また、この三要素を必要とするバズワードの「IoT」が、ブレイクする目前に来るとしながらも「まだビジネスとして成立していない」(阿多氏)と指摘。フォントベンダーのFONTWORKSや電子認証のCyberTrust、Linux OSのMiracle Linuxといった子会社を引き合いに出し「小型デバイスが普及する時代に必要な要素をさまざまな会社と連携してやっていく、その1つがイメージアとの提携だ」として、業務提携の理由を話した。

一方でイメージア・ソリューション 代表取締役の會田 直弘氏は、ニアショア開発拠点としての立ち回りを成長戦略として位置付け、「東北エリアにおけるベンチャー企業と大企業連携の1つとして、(ITの)空白エリアを埋めるべく、開発だけでなく運用サポート含めて発展を狙っていきたい」と語る。同社は仙台オフィスの提供だけでなく、SBTが東京・新橋に構える「汐留開発センター」に東京オフィスを12月1日より開設しており、単なるインフラ提供やSBTの東北地域の足がかりとなるだけでなく、自身が東京へ進出する機会も得た。

「ソフトバンク・テクノロジーはマイクロソフトのワールドワイドパートナーアワードで表彰されるなど、エンタープライズクラウドの実績が世界レベルだと聞いている。そうした技術力を学ぶことで、東北に還元し、自社ソリューションの立ち上げにも注力していきたい。特に地場ベンチャーとして、地域課題の解決にIoTは重要になるので、伸ばしていきたいと思う」(會田氏)

SBTは福岡や旭川にも開発センターを構えており、福岡は100名規模、旭川は20名規模(子会社従業員)を雇用している。すでに開発拠点を複数用意しながらも仙台に進出する理由については、「立地」「学術都市」「IT関連企業の集積」が挙げられる。特に立地面では、新幹線で東京駅から1時間半で到着するため、「始発から終電の時間で考えれば、東京の人員が最長で10時間は滞在できる」(SBT 執行役員 玉井 充氏)という日帰り出張できるメリットがある。東北中から集まる学術都市の若いIT人材を雇用できれば、その育成を地場でできるという算段だ。

特にSBTが力を入れるのはセキュリティ人材の育成。経産省が6月に発表した「IT人材の最新動向と将来推計に関する調査結果」によると、現時点でIT技術者が17万人不足しており、IT市場が高度成長を続ければ、2020年には37万人の不足になる可能性があるという。その中でも最も深刻な人手不足に陥ると見られているのがセキュリティ人材であり、現時点での不足数がIT全体の3/4に相当する約13万人、2020年には20万人弱にまで拡大する。

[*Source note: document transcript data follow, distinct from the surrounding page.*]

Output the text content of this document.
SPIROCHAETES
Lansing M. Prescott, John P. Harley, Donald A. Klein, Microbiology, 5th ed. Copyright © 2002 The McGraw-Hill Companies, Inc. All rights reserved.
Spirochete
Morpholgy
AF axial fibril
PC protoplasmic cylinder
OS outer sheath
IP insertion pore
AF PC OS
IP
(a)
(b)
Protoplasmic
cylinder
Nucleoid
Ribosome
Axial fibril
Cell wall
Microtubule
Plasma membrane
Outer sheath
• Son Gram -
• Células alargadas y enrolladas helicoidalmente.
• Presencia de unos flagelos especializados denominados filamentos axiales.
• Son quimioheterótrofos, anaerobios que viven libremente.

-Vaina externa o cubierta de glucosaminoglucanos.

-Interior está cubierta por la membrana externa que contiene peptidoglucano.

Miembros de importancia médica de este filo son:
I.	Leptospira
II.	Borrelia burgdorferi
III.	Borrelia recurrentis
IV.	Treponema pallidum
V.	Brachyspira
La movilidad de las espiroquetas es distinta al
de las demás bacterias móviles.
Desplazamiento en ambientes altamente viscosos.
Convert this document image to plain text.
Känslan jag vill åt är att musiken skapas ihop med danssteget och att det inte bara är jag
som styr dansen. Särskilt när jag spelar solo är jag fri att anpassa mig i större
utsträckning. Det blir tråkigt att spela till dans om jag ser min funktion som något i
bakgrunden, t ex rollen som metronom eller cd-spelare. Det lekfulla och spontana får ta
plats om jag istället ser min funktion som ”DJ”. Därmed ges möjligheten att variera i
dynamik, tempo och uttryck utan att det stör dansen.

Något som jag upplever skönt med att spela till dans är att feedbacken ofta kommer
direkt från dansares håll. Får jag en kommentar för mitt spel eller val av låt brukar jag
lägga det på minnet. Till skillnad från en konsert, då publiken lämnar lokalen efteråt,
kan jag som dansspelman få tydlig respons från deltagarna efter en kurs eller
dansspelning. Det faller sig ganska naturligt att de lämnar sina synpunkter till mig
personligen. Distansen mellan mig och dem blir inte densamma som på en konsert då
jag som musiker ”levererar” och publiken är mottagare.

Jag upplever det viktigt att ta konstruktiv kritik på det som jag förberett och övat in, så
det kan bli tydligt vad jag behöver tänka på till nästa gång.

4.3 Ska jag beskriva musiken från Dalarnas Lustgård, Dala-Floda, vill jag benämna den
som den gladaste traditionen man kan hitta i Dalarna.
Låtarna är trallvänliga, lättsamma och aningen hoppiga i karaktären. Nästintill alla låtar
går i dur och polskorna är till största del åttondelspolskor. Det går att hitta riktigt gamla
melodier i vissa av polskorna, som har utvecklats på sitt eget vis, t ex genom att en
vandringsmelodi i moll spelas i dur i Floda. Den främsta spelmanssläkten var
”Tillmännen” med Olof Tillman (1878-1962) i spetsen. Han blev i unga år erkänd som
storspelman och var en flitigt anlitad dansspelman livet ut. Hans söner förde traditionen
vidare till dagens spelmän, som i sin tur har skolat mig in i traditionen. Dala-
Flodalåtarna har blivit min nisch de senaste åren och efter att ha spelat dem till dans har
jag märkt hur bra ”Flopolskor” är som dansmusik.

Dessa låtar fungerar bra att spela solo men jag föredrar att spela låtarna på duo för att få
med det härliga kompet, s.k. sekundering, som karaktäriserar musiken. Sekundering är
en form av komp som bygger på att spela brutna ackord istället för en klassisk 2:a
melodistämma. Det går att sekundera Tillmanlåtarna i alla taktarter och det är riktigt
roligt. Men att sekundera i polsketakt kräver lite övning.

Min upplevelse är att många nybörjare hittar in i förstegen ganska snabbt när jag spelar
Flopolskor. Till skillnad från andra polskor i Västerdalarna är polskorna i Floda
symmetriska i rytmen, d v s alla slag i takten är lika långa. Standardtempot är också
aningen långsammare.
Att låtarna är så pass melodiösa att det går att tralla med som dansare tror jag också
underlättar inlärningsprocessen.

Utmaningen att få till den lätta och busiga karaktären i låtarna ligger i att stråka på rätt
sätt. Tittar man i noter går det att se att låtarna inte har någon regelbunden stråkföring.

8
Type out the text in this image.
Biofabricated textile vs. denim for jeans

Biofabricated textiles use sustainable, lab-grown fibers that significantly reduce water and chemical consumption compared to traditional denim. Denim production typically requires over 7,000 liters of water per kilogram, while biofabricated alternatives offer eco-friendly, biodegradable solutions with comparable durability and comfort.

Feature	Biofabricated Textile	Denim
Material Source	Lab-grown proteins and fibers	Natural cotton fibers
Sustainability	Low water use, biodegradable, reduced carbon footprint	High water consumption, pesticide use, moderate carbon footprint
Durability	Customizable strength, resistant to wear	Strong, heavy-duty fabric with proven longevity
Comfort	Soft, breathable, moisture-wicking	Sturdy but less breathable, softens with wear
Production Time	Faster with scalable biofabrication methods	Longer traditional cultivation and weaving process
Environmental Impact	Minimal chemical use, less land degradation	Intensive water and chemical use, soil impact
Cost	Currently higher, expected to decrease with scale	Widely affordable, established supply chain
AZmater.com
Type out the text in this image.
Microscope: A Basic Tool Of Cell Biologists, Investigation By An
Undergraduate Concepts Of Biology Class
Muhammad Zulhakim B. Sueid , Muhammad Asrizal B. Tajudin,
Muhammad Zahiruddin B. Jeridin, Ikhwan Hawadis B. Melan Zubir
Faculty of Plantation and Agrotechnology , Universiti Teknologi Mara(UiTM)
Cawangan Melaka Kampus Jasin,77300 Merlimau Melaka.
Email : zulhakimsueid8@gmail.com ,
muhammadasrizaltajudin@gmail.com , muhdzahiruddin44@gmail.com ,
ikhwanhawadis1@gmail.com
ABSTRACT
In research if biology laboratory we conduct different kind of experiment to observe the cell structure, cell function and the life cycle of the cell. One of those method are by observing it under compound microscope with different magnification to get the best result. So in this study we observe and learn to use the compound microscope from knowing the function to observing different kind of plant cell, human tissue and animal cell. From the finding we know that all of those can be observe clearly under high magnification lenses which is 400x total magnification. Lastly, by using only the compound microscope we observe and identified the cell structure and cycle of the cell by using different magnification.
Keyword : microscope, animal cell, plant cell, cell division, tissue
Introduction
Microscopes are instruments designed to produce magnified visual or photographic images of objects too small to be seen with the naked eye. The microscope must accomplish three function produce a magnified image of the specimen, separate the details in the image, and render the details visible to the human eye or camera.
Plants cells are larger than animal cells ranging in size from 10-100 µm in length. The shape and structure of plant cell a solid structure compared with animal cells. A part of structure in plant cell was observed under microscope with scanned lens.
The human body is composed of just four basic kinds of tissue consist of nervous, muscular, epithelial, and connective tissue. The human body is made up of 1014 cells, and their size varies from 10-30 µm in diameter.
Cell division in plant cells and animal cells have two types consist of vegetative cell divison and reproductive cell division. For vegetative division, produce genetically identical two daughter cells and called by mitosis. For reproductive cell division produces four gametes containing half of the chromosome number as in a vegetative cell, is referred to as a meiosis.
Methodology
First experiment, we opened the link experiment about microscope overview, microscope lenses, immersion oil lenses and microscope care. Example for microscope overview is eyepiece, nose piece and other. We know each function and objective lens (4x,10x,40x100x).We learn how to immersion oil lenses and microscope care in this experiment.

一方で企業のセキュリティ対策は、昨今のサイバー攻撃の拡大によって喫緊の命題とされており、満足に雇用できていない企業も多いとされている。

「かつてはファイアウォールのログを精査するだけで侵入経路を判別していたが、攻撃の激化に合わせて、ゲートウェイからエンドポイントまで、さまざまなログを相関分析して攻撃の特徴を捉え、分析する必要が出てきた。その分析を行うSIEM(Security Information and Event Management)の製品スペシャリストを社内で育成しており、ベンダーによる認定者数が世界一となっている。セキュリティ人材の育成とマネージドセキュリティサービスの運用によって、企業や官公庁のセキュリティ攻撃に対する体制の強化を支援していきたい」(SBT CSO 佐藤 光浩氏)

SBTは宮城県と岩手県、新潟県の自治体情報セキュリティクラウドの構築・運用を受注しており、その構築部分は仙台開発センターで対処する。なお、ネットワーク管理・運営や、いわゆるSOC(Security Oparation Center)の業務は東京で行うとしている。